Elizabeth Wright is a head professor at the University of Georgia (United States) and holds a Doctorate in Spanish Literature from Johns Hopkins University (United States).

As a member of DICAT, directed by Teresa Ferrer, she participates in the project CATCOM. Las comedias y sus representantes. Base de datos de las comedias mencionadas en la documentación teatral (1540-1700) and in the project Patrimonio teatral clásico español: textos e instrumentos de investigación, coordinated by Joan Oleza within the 2010 Consolider-Ingenio programme, both funded by the Ministry of Science and Innovation. She also directs the project Crosscurrents and Confluences: An Annotated Edition and Translation of Latin Poetry on the Battle of Lepanto (1571), funded by the US government's National Endowment for the Humanities (2010-2012).
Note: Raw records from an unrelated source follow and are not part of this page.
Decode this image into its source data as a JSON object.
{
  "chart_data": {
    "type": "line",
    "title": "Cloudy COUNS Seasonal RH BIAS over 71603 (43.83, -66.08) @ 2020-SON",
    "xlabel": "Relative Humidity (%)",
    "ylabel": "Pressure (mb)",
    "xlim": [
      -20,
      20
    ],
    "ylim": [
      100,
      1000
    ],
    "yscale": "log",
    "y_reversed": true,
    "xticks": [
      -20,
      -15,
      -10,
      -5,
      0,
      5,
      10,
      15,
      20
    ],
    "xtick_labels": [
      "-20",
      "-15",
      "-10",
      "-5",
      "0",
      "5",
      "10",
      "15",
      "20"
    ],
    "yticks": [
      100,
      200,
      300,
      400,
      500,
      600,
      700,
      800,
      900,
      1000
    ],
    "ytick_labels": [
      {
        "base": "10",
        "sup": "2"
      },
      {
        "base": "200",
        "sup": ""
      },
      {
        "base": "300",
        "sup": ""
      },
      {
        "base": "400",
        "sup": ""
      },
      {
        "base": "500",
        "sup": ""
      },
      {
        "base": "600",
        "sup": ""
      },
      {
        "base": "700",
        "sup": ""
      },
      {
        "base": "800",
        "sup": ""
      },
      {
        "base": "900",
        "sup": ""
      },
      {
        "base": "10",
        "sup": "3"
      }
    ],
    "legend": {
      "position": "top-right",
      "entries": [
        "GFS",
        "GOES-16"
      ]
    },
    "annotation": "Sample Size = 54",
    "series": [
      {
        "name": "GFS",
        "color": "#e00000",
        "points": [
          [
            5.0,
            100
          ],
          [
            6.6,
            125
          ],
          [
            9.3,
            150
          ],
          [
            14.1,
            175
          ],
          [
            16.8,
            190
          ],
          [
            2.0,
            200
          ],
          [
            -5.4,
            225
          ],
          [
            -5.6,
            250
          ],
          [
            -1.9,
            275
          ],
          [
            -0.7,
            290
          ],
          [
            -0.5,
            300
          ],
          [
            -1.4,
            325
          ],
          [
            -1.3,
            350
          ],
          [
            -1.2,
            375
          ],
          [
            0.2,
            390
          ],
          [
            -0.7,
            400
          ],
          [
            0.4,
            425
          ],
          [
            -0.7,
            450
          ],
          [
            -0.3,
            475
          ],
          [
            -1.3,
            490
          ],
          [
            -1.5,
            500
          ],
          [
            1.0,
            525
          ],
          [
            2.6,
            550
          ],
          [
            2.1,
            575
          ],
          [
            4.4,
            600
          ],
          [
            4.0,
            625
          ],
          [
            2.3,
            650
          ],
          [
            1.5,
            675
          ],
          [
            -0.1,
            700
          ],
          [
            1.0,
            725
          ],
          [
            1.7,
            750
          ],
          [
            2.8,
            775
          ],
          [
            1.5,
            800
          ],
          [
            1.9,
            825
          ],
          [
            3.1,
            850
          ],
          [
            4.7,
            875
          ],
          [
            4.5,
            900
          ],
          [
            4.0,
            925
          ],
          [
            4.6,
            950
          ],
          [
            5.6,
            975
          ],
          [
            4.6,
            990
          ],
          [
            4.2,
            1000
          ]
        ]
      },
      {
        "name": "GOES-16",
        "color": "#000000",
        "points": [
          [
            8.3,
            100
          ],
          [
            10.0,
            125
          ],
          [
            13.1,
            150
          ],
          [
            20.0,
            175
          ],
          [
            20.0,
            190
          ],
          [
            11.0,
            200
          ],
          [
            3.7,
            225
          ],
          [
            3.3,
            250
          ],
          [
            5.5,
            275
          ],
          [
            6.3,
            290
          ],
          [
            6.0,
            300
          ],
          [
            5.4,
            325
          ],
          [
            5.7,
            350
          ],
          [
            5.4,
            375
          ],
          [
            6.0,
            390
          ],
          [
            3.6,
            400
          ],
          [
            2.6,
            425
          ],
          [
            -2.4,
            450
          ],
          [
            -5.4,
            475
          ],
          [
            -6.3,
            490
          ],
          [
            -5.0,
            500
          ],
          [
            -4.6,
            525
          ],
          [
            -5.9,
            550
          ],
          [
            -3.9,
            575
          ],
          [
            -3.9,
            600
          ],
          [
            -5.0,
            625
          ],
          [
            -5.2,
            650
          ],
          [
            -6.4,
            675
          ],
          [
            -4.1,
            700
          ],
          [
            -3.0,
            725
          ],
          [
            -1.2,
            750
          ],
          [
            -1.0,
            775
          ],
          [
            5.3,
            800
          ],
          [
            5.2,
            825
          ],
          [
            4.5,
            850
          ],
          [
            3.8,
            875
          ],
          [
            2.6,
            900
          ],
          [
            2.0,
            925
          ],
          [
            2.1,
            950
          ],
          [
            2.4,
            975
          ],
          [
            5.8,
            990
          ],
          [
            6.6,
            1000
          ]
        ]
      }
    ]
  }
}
Her research on theatre has given rise to numerous books and articles. She wrote the study Pilgrimage to Patronage: Lope de Vega and the Court of Philip III (2001) and she penned a critical edition of Los ramilletes de Madrid by Lope de Vega, which was published in Parte XI of the complete edition produced by the Prolope Group (Universidad Autónoma de Barcelona). She has also studied the translations of Spanish theatre into Nahuatl in colonial Mexico, publishing several articles on the subject, and co-authored a trilingual publication, in collaboration with Louise M. Burkart and Barry D. Sell, entitled Spanish Golden Age Dramas in Mexican Translation (2008). She is currently working with classical specialists Sarah Spence and Andrew Lermons on an edition of Spanish and Italian poetry inspired by the Battle of Lepanto, which will be published by Harvard University Press in its I Tatti Renaissance Library. Wright is currently on the Editorial Board of the Bulletin of the Comediantes y de Calíope magazine.